Every element of order 2 in Alt(n) is the square of an element of order 4 in Sym(n)

Prove that every element of order 2 in $A_n$ is the square of an element of order 4 in $S_n$.

We know that every element of order 2 in $S_n$ (hence also $A_n$) is a product of commuting 2-cycles by a previous theorem. Write $\sigma \in A_n$ of order 2 as $\sigma = (a_{1,1}\ a_{1,2})(b_{1,1}\ b_{1,2})(a_{2,1}\ a_{2,2})(b_{2,1}\ b_{2,2}) \cdots (a_{2k,1}\ a_{2k,2})(b_{2k,1}\ b_{2k,2})$. Note that the number of 2-cycles in the decomposition of $\sigma$ is even since $\sigma \in A_n$.

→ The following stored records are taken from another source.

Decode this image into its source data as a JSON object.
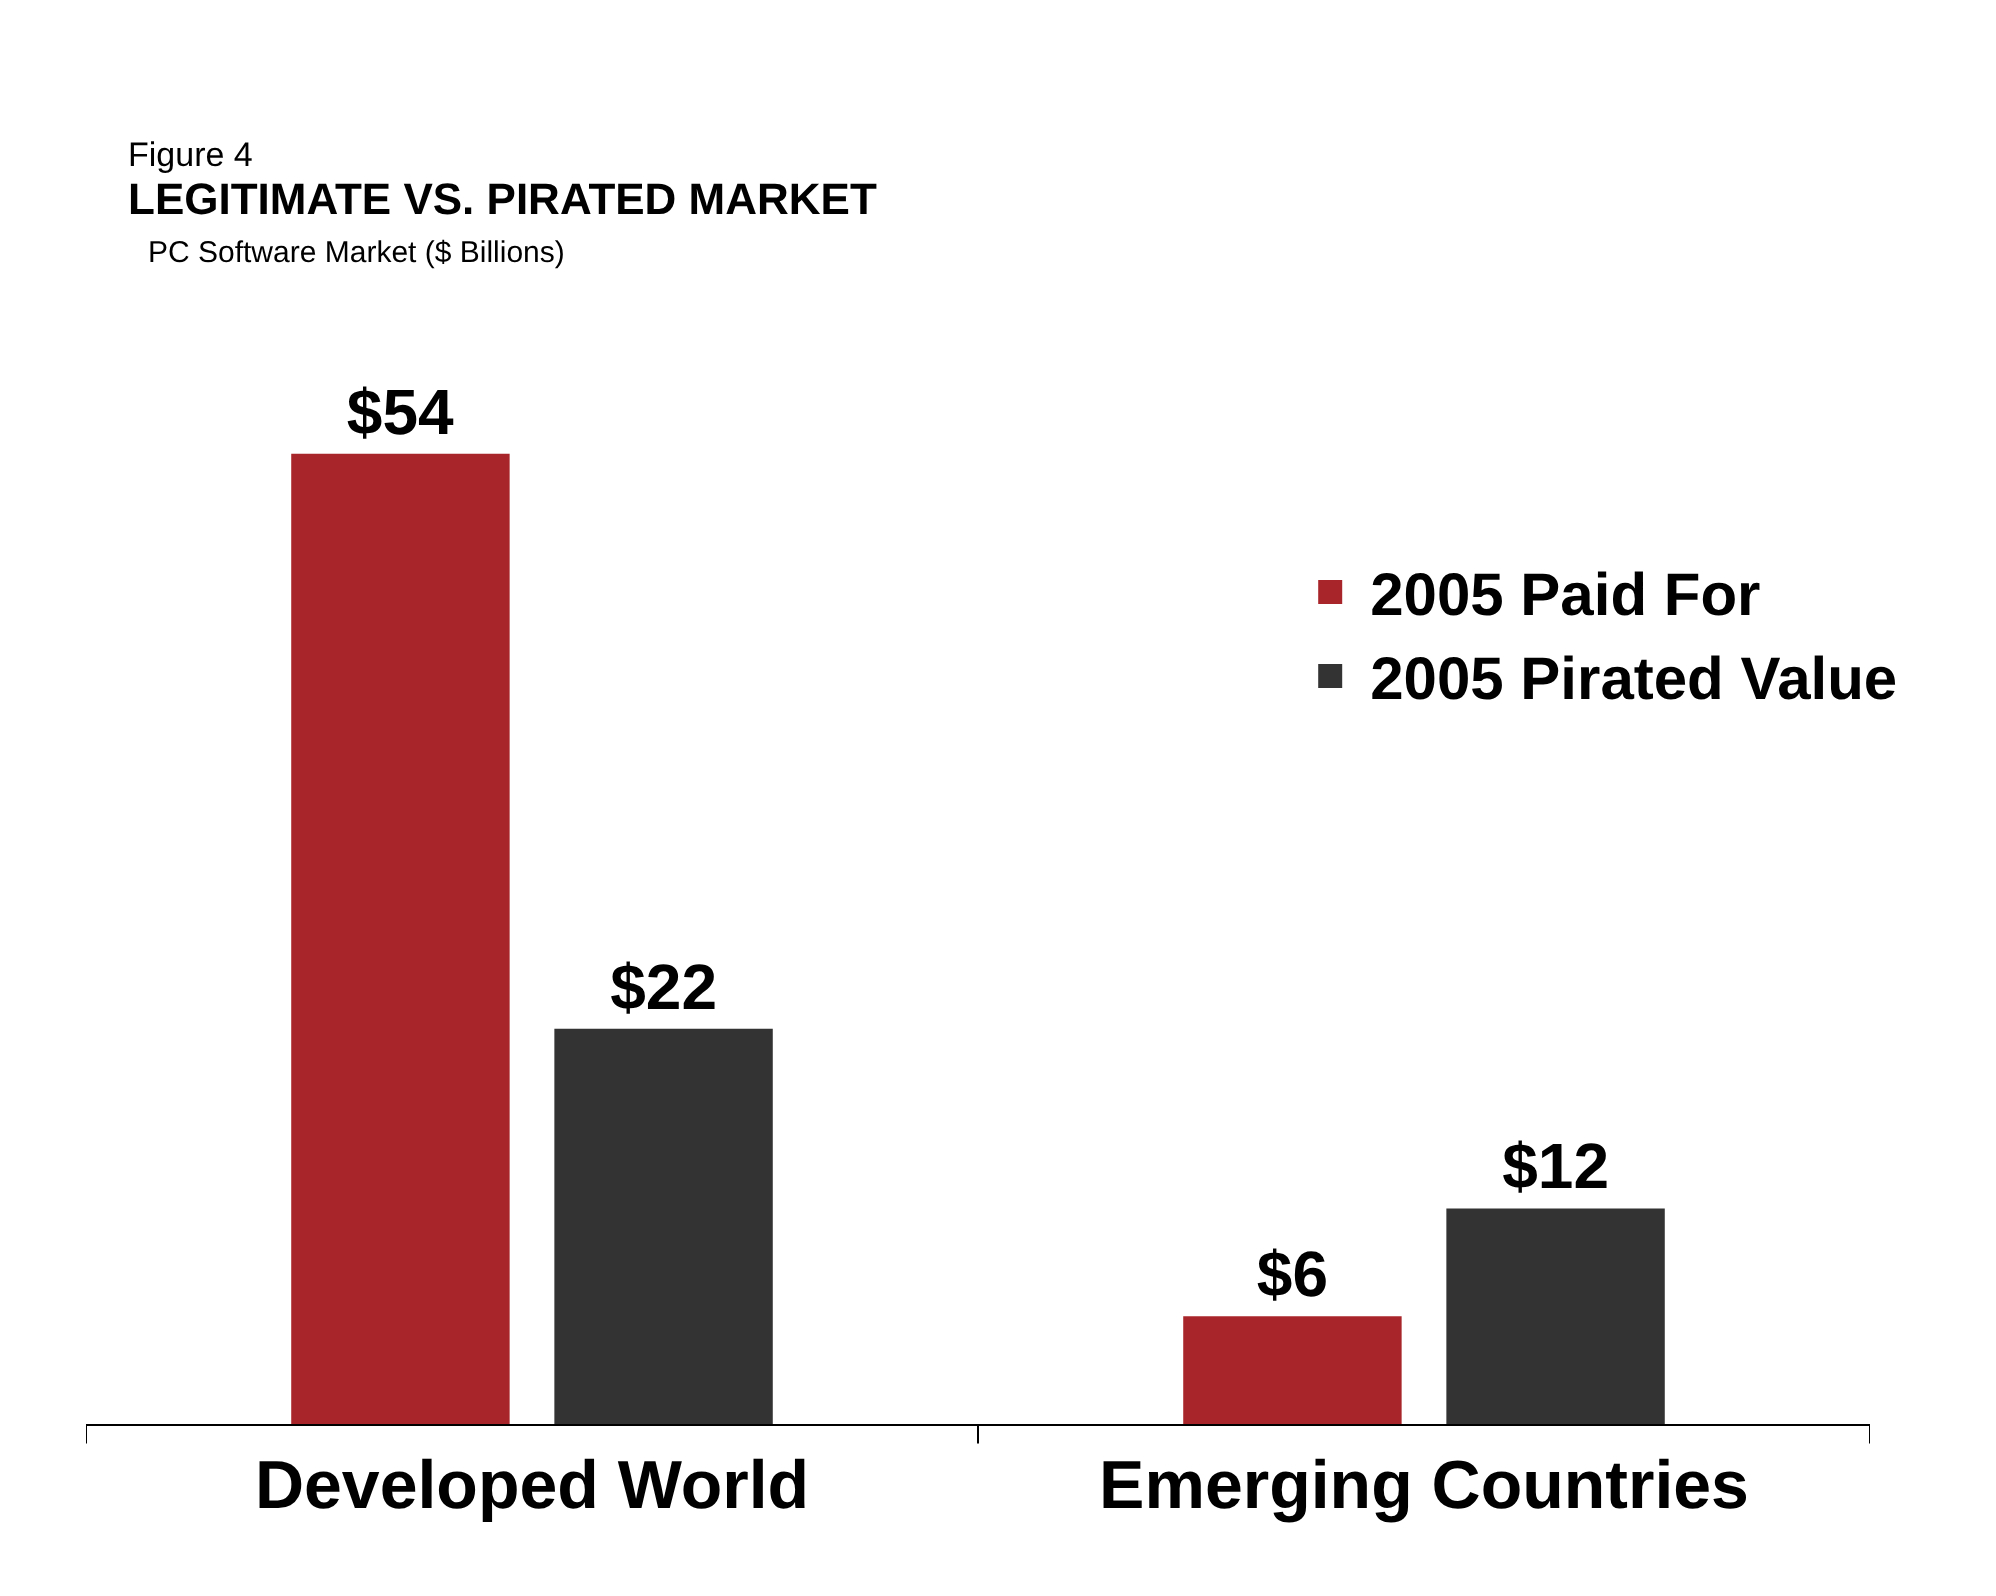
{
  "chart_data": {
    "type": "bar",
    "title": "LEGITIMATE VS. PIRATED MARKET",
    "subtitle": "PC Software Market ($ Billions)",
    "annotations": [
      "Figure 4"
    ],
    "categories": [
      "Developed World",
      "Emerging Countries"
    ],
    "series": [
      {
        "name": "2005 Paid For",
        "color": "#a8262a",
        "values": [
          54,
          6
        ],
        "value_labels": [
          "$54",
          "$6"
        ]
      },
      {
        "name": "2005 Pirated Value",
        "color": "#333333",
        "values": [
          22,
          12
        ],
        "value_labels": [
          "$22",
          "$12"
        ]
      }
    ],
    "legend": "top right",
    "tick_labels": "x"
  }
}
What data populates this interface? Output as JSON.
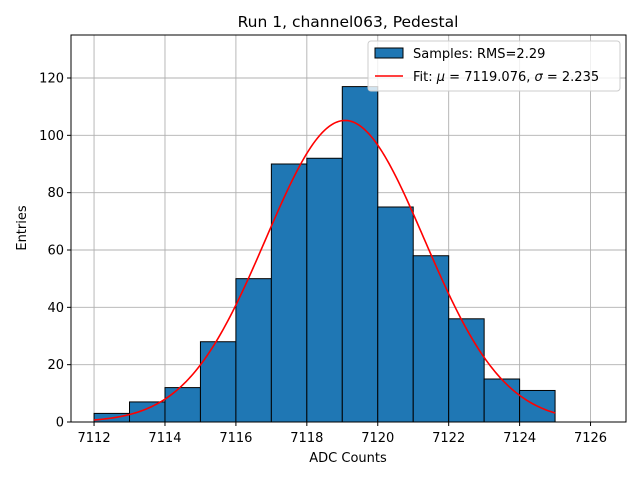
{
  "chart_data": {
    "type": "bar",
    "title": "Run 1, channel063, Pedestal",
    "xlabel": "ADC Counts",
    "ylabel": "Entries",
    "xlim": [
      7111.35,
      7127.0
    ],
    "ylim": [
      0,
      135
    ],
    "xticks": [
      7112,
      7114,
      7116,
      7118,
      7120,
      7122,
      7124,
      7126
    ],
    "yticks": [
      0,
      20,
      40,
      60,
      80,
      100,
      120
    ],
    "grid": true,
    "legend_position": "top-right",
    "histogram": {
      "name": "Samples: RMS=2.29",
      "bin_edges": [
        7112,
        7113,
        7114,
        7115,
        7116,
        7117,
        7118,
        7119,
        7120,
        7121,
        7122,
        7123,
        7124,
        7125
      ],
      "counts": [
        3,
        7,
        12,
        28,
        50,
        90,
        92,
        117,
        75,
        58,
        36,
        15,
        11
      ],
      "color": "#1f77b4",
      "edge_color": "#000000"
    },
    "fit": {
      "name_prefix": "Fit: ",
      "mu_symbol": "μ",
      "mu_text": " = 7119.076, ",
      "sigma_symbol": "σ",
      "sigma_text": " = 2.235",
      "mu": 7119.076,
      "sigma": 2.235,
      "amplitude": 105.2,
      "x_range": [
        7112,
        7125
      ],
      "color": "#ff0000"
    }
  }
}
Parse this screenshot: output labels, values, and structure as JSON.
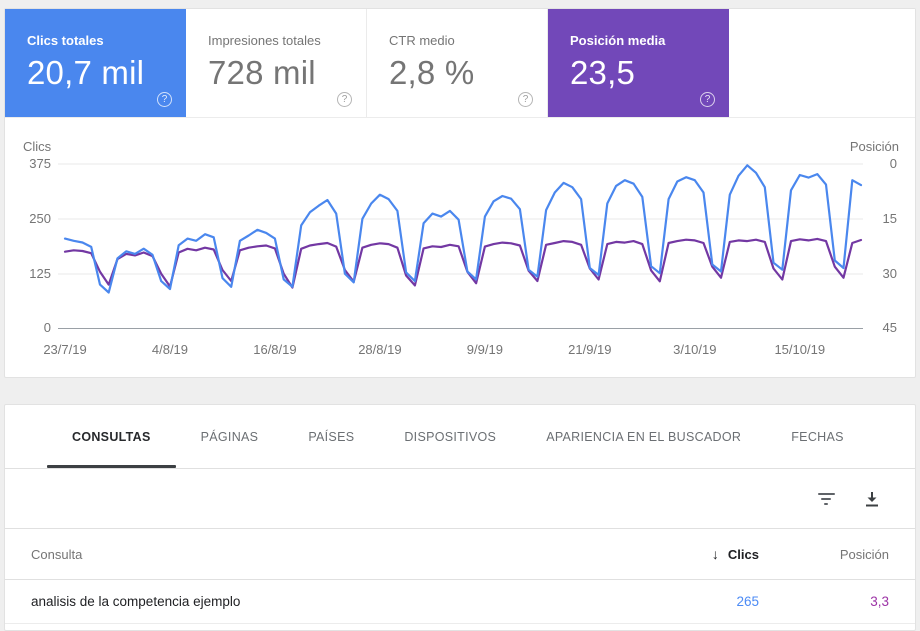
{
  "cards": [
    {
      "label": "Clics totales",
      "value": "20,7 mil",
      "selected": true,
      "color": "#4a87ee"
    },
    {
      "label": "Impresiones totales",
      "value": "728 mil",
      "selected": false,
      "color": "#ffffff"
    },
    {
      "label": "CTR medio",
      "value": "2,8 %",
      "selected": false,
      "color": "#ffffff"
    },
    {
      "label": "Posición media",
      "value": "23,5",
      "selected": true,
      "color": "#7248b9"
    }
  ],
  "help_glyph": "?",
  "chart_data": {
    "type": "line",
    "start_date": "23/7/19",
    "end_date": "22/10/19",
    "grid": true,
    "legend_position": "none",
    "left_axis": {
      "label": "Clics",
      "ticks": [
        "375",
        "250",
        "125",
        "0"
      ],
      "range": [
        0,
        375
      ]
    },
    "right_axis": {
      "label": "Posición",
      "ticks": [
        "0",
        "15",
        "30",
        "45"
      ],
      "range": [
        0,
        45
      ],
      "inverted": true
    },
    "x_tick_labels": [
      "23/7/19",
      "4/8/19",
      "16/8/19",
      "28/8/19",
      "9/9/19",
      "21/9/19",
      "3/10/19",
      "15/10/19"
    ],
    "x_tick_day_index": [
      0,
      12,
      24,
      36,
      48,
      60,
      72,
      84
    ],
    "series": [
      {
        "name": "Clics",
        "axis": "left",
        "color": "#4a87ee",
        "values": [
          205,
          200,
          196,
          186,
          100,
          82,
          160,
          176,
          170,
          182,
          168,
          108,
          90,
          190,
          205,
          200,
          215,
          208,
          115,
          95,
          200,
          212,
          225,
          218,
          205,
          112,
          95,
          235,
          265,
          280,
          293,
          262,
          125,
          105,
          250,
          285,
          305,
          295,
          268,
          128,
          108,
          240,
          262,
          255,
          268,
          248,
          130,
          112,
          255,
          290,
          302,
          296,
          272,
          134,
          118,
          270,
          310,
          332,
          322,
          295,
          138,
          122,
          285,
          325,
          338,
          330,
          300,
          142,
          126,
          295,
          335,
          345,
          338,
          310,
          146,
          130,
          305,
          348,
          372,
          355,
          322,
          150,
          134,
          315,
          350,
          344,
          352,
          328,
          155,
          138,
          338,
          327
        ]
      },
      {
        "name": "Posición",
        "axis": "right",
        "color": "#7338a3",
        "values": [
          24,
          23.6,
          23.8,
          24.4,
          29.5,
          33,
          26,
          24.6,
          25,
          24.2,
          25.2,
          30,
          33.5,
          24.2,
          23.2,
          23.6,
          22.9,
          23.4,
          29,
          32,
          23.6,
          22.9,
          22.5,
          22.3,
          23.1,
          30,
          33.8,
          23.2,
          22.3,
          21.9,
          21.6,
          22.6,
          29,
          32.2,
          22.9,
          22.1,
          21.7,
          21.9,
          22.9,
          30.5,
          33.2,
          23.1,
          22.5,
          22.7,
          22.1,
          22.5,
          29.5,
          32.6,
          22.6,
          21.9,
          21.5,
          21.7,
          22.3,
          29.2,
          32,
          22.1,
          21.6,
          21.1,
          21.3,
          22.1,
          28.6,
          31.6,
          21.9,
          21.3,
          21.5,
          21.1,
          21.9,
          29.1,
          32.1,
          21.6,
          21.1,
          20.7,
          20.9,
          21.6,
          28.1,
          31.1,
          21.3,
          20.9,
          21.1,
          20.7,
          21.3,
          28.6,
          31.6,
          21.1,
          20.6,
          20.9,
          20.5,
          21.1,
          28.1,
          31.1,
          21.6,
          20.8
        ]
      }
    ]
  },
  "tabs": {
    "items": [
      "CONSULTAS",
      "PÁGINAS",
      "PAÍSES",
      "DISPOSITIVOS",
      "APARIENCIA EN EL BUSCADOR",
      "FECHAS"
    ],
    "active": "CONSULTAS"
  },
  "toolbar": {
    "icons": [
      "filter-icon",
      "download-icon"
    ]
  },
  "table": {
    "columns": {
      "query": "Consulta",
      "clicks": "Clics",
      "position": "Posición"
    },
    "sort": {
      "column": "Clics",
      "direction": "desc",
      "arrow": "↓"
    },
    "rows": [
      {
        "query": "analisis de la competencia ejemplo",
        "clicks": "265",
        "position": "3,3"
      }
    ]
  }
}
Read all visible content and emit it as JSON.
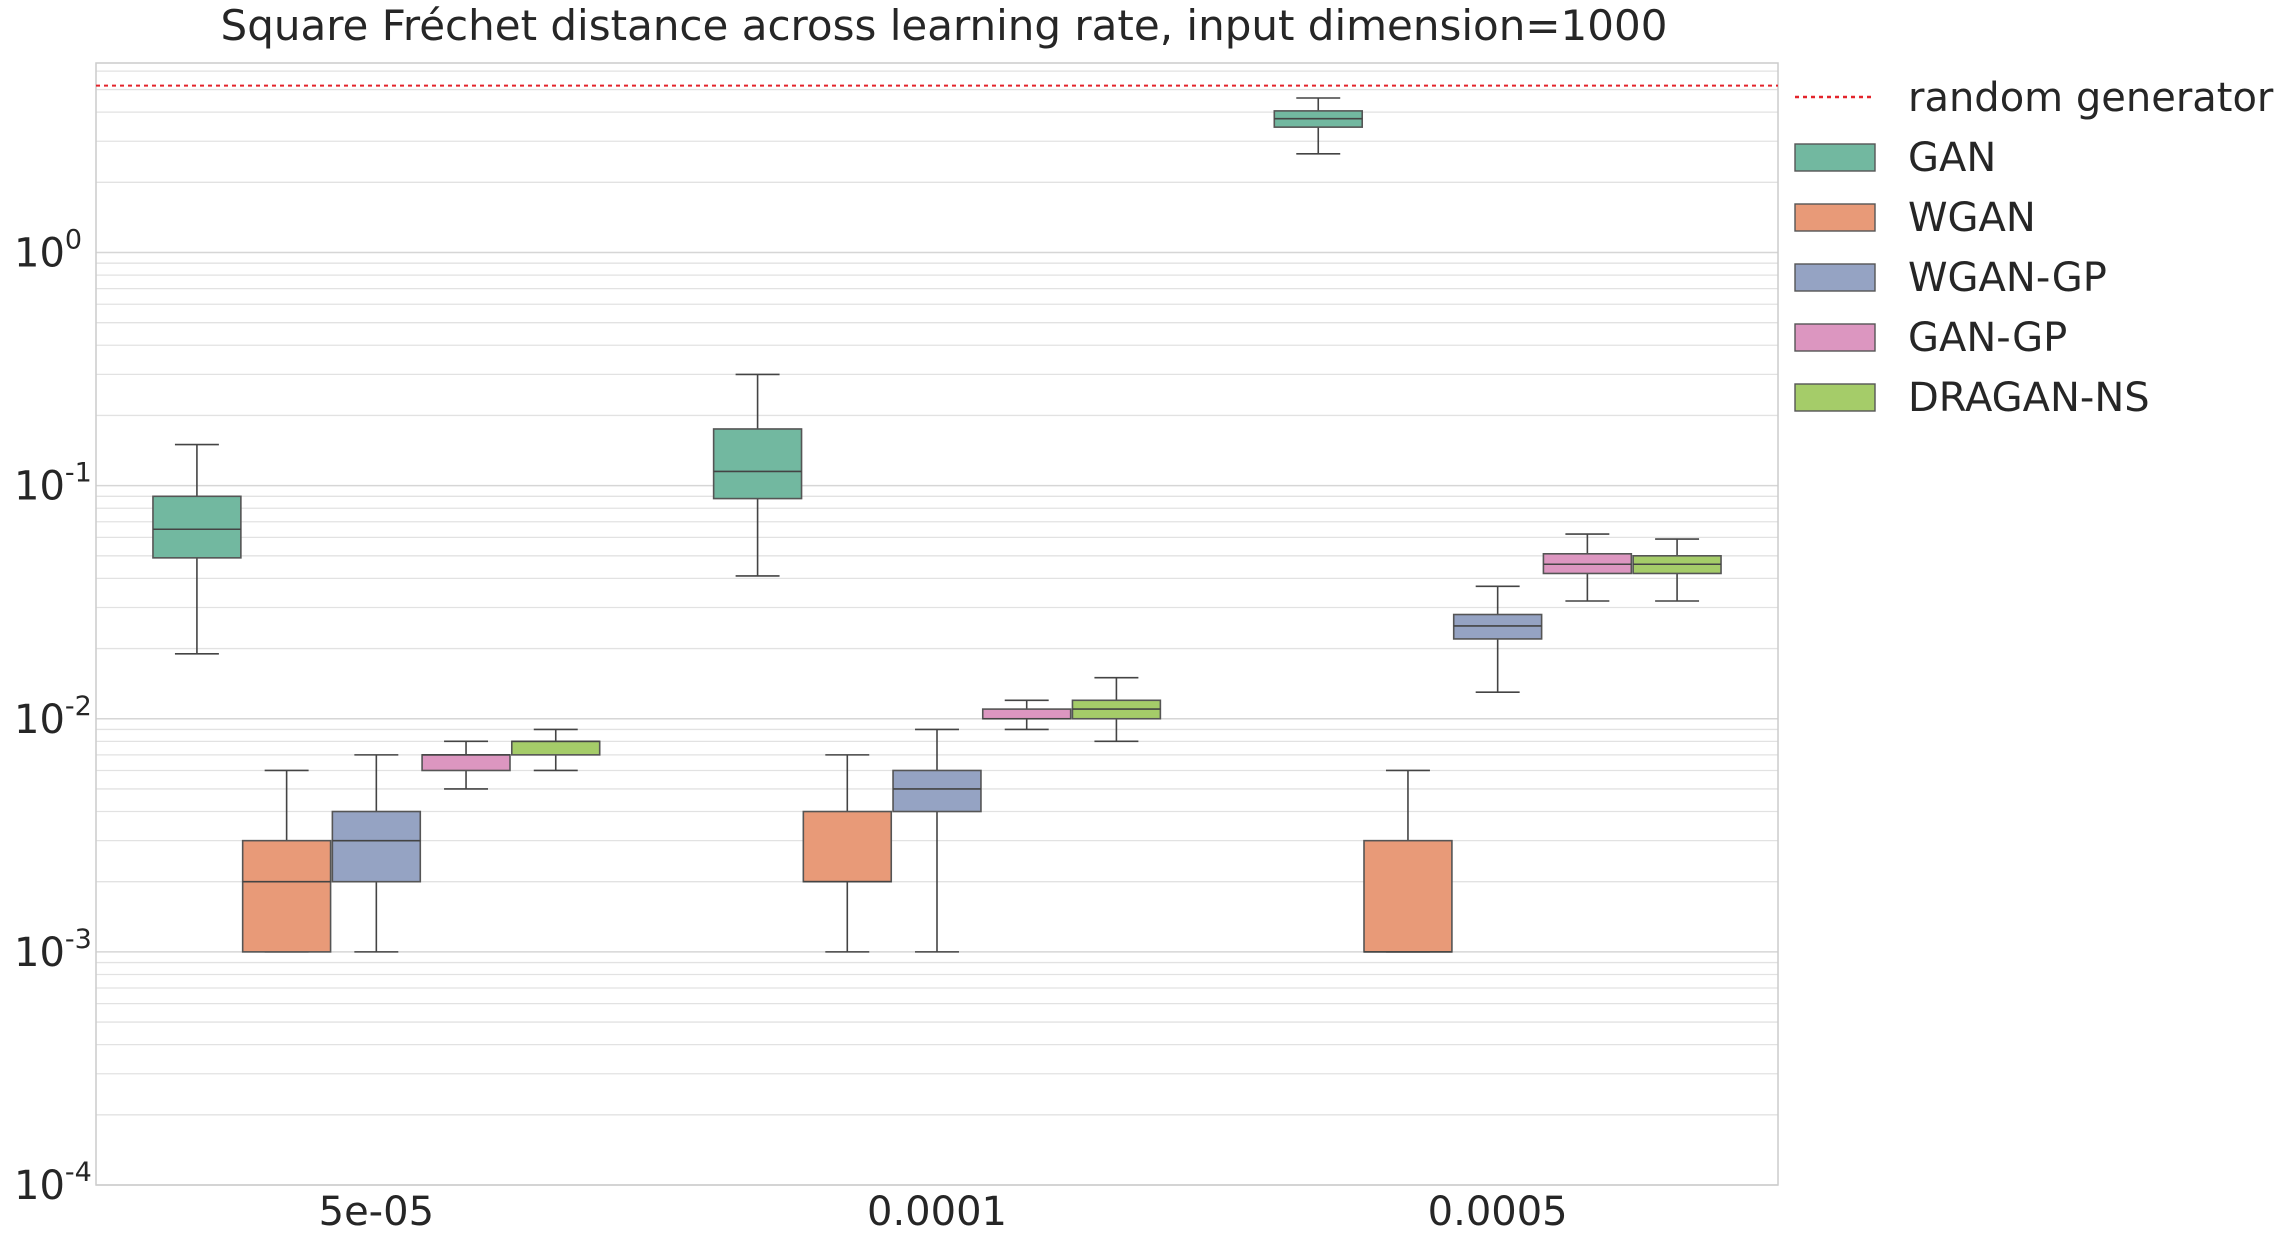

Note that $(a_{i,1}\ b_{i,1}\ a_{i,2}\ b_{i,2})^2 = (a_{i,1}\ a_{i,2})(b_{i,1}\ b_{i,2})$. Thus $\sigma = (a_{1,1}\ b_{1,1}\ a_{1,2}\ b_{1,2})^2 (a_{2,1}\ b_{2,1}\ a_{2,2}\ b_{2,2})^2 \cdots (a_{2k,1}\ b_{2k,1}\ a_{2k,2}\ b_{2k,2})^2$ $= \left( (a_{1,1}\ b_{1,1}\ a_{1,2}\ b_{1,2})(a_{2,1}\ b_{2,1}\ a_{2,2}\ b_{2,2}) \cdots (a_{2k,1}\ b_{2k,1}\ a_{2k,2}\ b_{2k,2}) \right)^2$ using a previous theorem, and the element $(a_{1,1}\ b_{1,1}\ a_{1,2}\ b_{1,2})(a_{2,1}\ b_{2,1}\ a_{2,2}\ b_{2,2}) \cdots (a_{2k,1}\ b_{2k,1}\ a_{2k,2}\ b_{2k,2})$ has order 4 in $S_n$ by §1.3 #15.